Spread: The difference between the bid and ask. Generally, you want as small of a spread as possible as a percentage of the price of the financial instrument as this is a sign of high liquidity.
Trading Range: A period of consolidation where a market tends to bounce around between a high and low price. Traders are basically in agreement on what the approximate fair price is, and neither the bulls or the bears are strong enough to push the price out of the range and into a new trend.
Tight Trading Range: This is just a term for a trading range made of only a few bars on a chart. For example, if you see 2-10 dojis that are next to each other this would be a tight trading range. If you looked at a lower time-frame chart it would be a more traditional looking trading range.
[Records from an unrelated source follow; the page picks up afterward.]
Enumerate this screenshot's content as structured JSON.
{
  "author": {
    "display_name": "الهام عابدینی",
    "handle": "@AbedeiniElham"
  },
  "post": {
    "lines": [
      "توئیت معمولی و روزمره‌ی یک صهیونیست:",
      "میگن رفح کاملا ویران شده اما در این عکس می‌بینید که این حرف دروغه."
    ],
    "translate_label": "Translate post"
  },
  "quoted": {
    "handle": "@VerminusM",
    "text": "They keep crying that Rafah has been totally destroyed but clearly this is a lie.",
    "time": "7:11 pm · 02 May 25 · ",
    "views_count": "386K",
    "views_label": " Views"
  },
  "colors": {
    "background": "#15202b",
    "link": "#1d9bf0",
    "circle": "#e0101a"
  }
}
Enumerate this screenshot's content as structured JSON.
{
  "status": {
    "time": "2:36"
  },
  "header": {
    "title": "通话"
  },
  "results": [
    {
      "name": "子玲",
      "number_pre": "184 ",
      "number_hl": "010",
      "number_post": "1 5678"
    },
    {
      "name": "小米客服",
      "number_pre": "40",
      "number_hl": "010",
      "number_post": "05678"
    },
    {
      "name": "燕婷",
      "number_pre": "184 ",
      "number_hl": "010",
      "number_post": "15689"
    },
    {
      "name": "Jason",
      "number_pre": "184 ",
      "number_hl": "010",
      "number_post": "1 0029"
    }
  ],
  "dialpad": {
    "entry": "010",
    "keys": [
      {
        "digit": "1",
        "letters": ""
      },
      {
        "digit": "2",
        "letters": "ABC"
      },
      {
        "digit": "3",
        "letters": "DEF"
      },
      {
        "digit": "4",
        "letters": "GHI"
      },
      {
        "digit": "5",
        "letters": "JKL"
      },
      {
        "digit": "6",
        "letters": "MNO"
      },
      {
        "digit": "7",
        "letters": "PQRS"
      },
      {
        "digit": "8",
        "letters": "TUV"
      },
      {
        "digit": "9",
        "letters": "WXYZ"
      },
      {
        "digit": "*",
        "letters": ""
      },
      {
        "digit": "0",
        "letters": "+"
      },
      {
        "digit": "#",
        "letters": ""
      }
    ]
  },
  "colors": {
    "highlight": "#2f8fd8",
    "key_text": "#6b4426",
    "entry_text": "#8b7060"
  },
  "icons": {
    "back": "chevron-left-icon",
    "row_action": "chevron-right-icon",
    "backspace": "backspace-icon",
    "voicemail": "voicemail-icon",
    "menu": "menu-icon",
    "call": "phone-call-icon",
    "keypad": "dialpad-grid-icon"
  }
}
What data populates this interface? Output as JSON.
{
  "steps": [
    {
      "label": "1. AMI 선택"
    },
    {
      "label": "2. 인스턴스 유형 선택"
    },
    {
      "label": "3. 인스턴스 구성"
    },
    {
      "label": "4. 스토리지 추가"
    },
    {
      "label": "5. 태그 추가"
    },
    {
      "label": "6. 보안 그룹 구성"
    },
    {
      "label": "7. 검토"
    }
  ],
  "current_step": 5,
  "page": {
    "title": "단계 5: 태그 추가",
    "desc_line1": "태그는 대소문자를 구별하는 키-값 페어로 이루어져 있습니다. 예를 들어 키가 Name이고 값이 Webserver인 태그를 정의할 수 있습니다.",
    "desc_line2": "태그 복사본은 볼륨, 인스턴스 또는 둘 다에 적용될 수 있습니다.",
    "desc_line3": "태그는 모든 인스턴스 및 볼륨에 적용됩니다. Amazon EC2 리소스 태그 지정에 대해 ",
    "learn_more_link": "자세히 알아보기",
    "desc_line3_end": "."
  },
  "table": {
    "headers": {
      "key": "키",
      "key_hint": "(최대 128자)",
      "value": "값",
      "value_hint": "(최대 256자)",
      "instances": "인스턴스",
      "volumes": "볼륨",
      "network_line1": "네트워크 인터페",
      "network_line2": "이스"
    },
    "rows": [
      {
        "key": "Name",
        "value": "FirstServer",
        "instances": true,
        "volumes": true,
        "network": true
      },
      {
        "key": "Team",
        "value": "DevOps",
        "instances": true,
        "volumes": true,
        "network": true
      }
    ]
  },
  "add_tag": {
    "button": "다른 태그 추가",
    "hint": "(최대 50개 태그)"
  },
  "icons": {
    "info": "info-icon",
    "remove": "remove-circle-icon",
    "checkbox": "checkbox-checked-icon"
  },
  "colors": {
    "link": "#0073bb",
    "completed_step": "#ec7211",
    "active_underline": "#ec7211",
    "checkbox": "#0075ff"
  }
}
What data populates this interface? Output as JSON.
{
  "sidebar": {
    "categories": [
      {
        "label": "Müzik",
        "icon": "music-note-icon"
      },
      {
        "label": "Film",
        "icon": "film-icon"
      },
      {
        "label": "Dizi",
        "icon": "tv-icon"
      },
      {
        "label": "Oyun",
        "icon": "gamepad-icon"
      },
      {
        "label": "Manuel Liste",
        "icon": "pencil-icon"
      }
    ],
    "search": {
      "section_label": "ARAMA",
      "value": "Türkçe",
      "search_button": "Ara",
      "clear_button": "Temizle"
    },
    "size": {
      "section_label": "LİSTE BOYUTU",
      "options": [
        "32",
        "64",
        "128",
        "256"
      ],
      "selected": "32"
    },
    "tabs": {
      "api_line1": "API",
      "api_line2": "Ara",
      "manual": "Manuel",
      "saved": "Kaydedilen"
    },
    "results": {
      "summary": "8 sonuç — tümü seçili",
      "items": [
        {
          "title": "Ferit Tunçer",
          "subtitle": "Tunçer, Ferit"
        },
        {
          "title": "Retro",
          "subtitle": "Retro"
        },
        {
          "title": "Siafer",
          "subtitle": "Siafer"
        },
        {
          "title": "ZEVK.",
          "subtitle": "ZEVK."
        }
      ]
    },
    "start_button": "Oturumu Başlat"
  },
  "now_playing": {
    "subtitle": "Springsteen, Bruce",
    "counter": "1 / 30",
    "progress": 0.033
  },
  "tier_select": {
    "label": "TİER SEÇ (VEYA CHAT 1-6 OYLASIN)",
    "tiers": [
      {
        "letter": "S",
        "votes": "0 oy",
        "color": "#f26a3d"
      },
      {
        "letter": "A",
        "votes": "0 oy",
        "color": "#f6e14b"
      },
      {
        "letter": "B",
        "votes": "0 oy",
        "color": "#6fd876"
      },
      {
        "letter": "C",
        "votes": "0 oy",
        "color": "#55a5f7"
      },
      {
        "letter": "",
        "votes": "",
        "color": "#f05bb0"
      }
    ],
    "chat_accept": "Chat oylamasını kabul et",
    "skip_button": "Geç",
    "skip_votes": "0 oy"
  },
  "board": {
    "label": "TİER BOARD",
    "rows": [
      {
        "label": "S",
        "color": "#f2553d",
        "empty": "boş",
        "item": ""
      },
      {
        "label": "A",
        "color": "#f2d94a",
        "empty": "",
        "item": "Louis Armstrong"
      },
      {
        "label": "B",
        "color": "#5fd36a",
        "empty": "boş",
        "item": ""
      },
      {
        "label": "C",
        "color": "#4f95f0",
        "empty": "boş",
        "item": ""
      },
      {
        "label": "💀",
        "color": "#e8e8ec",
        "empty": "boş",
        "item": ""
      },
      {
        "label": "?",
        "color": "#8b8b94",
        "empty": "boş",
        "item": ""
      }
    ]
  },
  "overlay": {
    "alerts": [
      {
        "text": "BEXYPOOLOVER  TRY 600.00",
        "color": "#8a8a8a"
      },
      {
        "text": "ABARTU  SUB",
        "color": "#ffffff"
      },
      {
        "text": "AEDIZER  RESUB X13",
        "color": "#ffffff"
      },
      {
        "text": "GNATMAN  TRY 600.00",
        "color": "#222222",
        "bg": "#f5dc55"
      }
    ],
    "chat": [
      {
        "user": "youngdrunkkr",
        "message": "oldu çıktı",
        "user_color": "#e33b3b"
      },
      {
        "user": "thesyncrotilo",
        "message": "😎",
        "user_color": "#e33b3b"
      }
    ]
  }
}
Market Profile: This is a type of chart that shows the amount of time the market spent at a given price. This concept has led to it’s own style of trading with it’s own terms and strategies. For more information see the Wikipedia article. Also check out the book Markets in Profile by James Dalton.
Engulfing Bar (or Outside Bar): This is a bar on a chart which completely engulfs the previous bar. i.e. It has a higher high and a lower low than the previous bar.
Inside Bar: This is a bar on a chart which is inside the previous bar. i.e. It has a lower high and a higher low than the previous bar.